Kids fight. Sibling conflict is a reality in just about every family. It is hard to know how to parent with wisdom and confidence in the middle of a battle over who has the most space in the backseat or who got the bigger piece of cake. These kinds of fights seem to happen every day and wear parents out the most because they seem to ramp up so quickly. Suddenly, the fight is no longer about the seat space or the cake but about bigger issues–like selfishness or your child’s character. Things can get out of hand pretty quickly and it is hard to know how to respond to conflict in a way that promotes growth and peace instead of hurt and anger. Many parents feel stuck in defeating patterns when their kids are fighting.
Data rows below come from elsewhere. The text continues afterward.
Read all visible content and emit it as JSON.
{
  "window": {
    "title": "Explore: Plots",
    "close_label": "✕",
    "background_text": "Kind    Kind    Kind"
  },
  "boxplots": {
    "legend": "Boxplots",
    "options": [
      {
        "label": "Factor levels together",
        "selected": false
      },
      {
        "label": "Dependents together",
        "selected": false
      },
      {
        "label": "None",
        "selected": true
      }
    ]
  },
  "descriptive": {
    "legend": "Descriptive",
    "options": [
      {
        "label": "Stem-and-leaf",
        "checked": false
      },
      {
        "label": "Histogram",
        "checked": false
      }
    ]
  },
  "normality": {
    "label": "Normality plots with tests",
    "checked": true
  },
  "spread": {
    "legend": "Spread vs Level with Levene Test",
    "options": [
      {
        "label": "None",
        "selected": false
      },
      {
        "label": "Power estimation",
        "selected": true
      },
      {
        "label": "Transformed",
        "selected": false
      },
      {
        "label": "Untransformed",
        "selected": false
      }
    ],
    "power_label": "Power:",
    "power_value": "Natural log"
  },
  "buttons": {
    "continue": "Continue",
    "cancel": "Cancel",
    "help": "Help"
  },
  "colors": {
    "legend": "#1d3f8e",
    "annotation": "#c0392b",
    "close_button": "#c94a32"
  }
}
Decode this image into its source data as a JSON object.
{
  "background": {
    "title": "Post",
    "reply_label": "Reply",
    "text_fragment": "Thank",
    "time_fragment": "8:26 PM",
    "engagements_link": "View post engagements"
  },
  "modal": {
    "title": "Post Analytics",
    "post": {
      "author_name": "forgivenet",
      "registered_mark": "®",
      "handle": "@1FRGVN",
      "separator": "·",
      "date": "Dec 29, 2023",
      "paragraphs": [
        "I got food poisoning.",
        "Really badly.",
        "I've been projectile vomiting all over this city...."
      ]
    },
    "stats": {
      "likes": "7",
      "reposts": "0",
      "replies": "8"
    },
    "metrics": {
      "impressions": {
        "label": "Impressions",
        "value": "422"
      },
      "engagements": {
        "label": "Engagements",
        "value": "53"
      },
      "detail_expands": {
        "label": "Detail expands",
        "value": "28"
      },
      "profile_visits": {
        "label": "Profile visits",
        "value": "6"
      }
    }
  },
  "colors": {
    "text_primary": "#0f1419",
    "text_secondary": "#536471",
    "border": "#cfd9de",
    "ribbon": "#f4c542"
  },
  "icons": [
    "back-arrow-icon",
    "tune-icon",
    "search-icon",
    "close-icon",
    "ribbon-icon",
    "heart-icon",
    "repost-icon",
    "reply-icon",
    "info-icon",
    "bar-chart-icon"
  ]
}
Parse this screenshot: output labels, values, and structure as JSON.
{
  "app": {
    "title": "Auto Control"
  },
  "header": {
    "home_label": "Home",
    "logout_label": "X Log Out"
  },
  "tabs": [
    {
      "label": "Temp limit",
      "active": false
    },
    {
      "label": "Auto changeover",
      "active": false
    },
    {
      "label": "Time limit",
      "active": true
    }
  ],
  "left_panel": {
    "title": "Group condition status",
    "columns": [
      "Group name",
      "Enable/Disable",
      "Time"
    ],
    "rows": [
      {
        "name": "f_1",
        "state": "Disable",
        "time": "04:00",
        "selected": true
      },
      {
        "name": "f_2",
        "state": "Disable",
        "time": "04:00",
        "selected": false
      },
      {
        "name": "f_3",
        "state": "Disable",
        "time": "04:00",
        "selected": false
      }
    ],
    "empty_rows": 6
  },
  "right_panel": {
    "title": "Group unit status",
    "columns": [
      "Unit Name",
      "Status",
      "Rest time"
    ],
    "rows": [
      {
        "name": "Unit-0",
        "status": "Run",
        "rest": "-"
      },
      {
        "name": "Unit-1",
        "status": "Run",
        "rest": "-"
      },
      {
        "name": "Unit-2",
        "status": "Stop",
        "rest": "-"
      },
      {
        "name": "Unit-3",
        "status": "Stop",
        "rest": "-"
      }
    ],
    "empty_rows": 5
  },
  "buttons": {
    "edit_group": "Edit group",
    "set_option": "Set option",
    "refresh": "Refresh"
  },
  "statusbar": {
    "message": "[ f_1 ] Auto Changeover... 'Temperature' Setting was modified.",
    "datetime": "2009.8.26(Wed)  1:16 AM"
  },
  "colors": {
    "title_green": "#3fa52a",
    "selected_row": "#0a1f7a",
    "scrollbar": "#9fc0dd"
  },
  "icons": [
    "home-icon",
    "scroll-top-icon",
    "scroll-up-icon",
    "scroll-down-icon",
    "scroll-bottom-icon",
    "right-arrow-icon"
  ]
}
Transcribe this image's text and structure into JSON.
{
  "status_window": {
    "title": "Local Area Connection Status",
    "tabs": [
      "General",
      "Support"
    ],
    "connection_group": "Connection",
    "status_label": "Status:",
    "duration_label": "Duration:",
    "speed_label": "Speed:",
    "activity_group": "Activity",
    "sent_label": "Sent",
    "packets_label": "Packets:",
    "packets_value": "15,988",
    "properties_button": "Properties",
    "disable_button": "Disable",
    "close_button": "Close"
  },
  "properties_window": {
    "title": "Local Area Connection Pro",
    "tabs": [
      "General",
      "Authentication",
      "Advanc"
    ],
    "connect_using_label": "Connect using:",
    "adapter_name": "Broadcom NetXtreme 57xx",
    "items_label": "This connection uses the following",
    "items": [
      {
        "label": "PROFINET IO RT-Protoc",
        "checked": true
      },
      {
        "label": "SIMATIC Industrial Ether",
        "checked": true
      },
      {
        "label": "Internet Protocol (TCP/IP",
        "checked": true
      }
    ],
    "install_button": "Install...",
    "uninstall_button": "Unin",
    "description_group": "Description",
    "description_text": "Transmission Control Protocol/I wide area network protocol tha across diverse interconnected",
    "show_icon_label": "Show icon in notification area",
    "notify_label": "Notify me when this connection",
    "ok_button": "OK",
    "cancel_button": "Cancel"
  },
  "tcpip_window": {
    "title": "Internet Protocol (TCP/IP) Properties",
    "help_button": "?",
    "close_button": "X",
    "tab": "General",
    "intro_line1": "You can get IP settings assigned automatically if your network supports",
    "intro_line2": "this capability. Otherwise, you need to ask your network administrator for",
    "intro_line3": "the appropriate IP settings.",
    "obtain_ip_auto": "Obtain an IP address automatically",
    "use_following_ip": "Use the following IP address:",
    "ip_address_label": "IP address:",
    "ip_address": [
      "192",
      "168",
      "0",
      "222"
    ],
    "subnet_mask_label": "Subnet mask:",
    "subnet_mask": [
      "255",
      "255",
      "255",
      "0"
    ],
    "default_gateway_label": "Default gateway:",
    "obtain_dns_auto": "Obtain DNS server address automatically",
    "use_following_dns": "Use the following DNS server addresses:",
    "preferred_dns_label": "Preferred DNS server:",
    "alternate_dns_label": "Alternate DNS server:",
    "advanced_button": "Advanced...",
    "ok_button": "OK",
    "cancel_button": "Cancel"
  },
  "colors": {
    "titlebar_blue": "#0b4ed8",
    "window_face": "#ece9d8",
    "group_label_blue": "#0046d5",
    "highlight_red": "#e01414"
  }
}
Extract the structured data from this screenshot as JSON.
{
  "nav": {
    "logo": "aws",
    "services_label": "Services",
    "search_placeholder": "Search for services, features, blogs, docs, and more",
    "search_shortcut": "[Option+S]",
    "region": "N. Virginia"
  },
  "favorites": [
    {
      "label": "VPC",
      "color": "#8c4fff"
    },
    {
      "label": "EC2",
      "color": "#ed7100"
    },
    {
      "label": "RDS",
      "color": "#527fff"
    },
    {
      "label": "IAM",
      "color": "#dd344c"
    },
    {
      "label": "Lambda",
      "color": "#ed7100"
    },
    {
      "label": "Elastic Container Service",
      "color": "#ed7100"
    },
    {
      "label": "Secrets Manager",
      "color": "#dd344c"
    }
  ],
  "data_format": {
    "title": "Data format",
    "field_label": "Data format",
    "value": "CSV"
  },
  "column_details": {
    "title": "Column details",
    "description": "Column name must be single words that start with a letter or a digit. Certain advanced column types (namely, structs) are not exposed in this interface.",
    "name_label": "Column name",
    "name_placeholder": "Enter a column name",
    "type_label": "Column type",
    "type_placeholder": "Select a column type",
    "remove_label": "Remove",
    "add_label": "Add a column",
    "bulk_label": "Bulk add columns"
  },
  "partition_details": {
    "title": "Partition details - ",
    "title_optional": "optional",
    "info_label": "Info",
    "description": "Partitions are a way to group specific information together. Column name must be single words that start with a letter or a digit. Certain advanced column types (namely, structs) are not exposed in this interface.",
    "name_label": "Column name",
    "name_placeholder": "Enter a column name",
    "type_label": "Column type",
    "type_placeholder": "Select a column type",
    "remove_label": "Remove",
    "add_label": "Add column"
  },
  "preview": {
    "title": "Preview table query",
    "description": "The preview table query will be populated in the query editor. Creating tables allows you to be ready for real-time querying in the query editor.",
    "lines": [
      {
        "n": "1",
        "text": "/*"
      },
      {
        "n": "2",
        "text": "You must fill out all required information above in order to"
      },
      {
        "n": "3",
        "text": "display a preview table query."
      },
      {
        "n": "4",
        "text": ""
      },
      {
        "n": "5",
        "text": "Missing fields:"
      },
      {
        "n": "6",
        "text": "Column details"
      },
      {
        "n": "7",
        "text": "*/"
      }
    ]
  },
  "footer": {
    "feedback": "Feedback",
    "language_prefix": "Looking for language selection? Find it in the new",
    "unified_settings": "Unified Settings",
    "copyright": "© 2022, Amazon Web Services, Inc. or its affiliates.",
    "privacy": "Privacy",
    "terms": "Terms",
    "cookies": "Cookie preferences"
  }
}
Perhaps it is time to think about new ways to help with sibling conflict.
Connected Families developed this 4-level framework to help parents rethink about sibling conflict from a place of wisdom and confidence.
Take a look at this 5-minute video which teaches about a helpful approach to look at the ways that conflict can be an opportunity to build wisdom.
Some highlights from the video:
- Attempts at solving sibling conflict by implementing a formula of “Apologize, go to your room, and don’t come out until you are ready to be nice,” often are counterproductive.
- We learned to change our perspective about misbehavior and began to think of things like conflict as an opportunity to build long-term skills and wisdom in our kids.
- We began to realize that our homes and our families needed to have connection in order to thrive.
- In order successfully create peace and connection at home we needed to spend some time thinking about how we could build skills and wisdom in our own lives as the parents.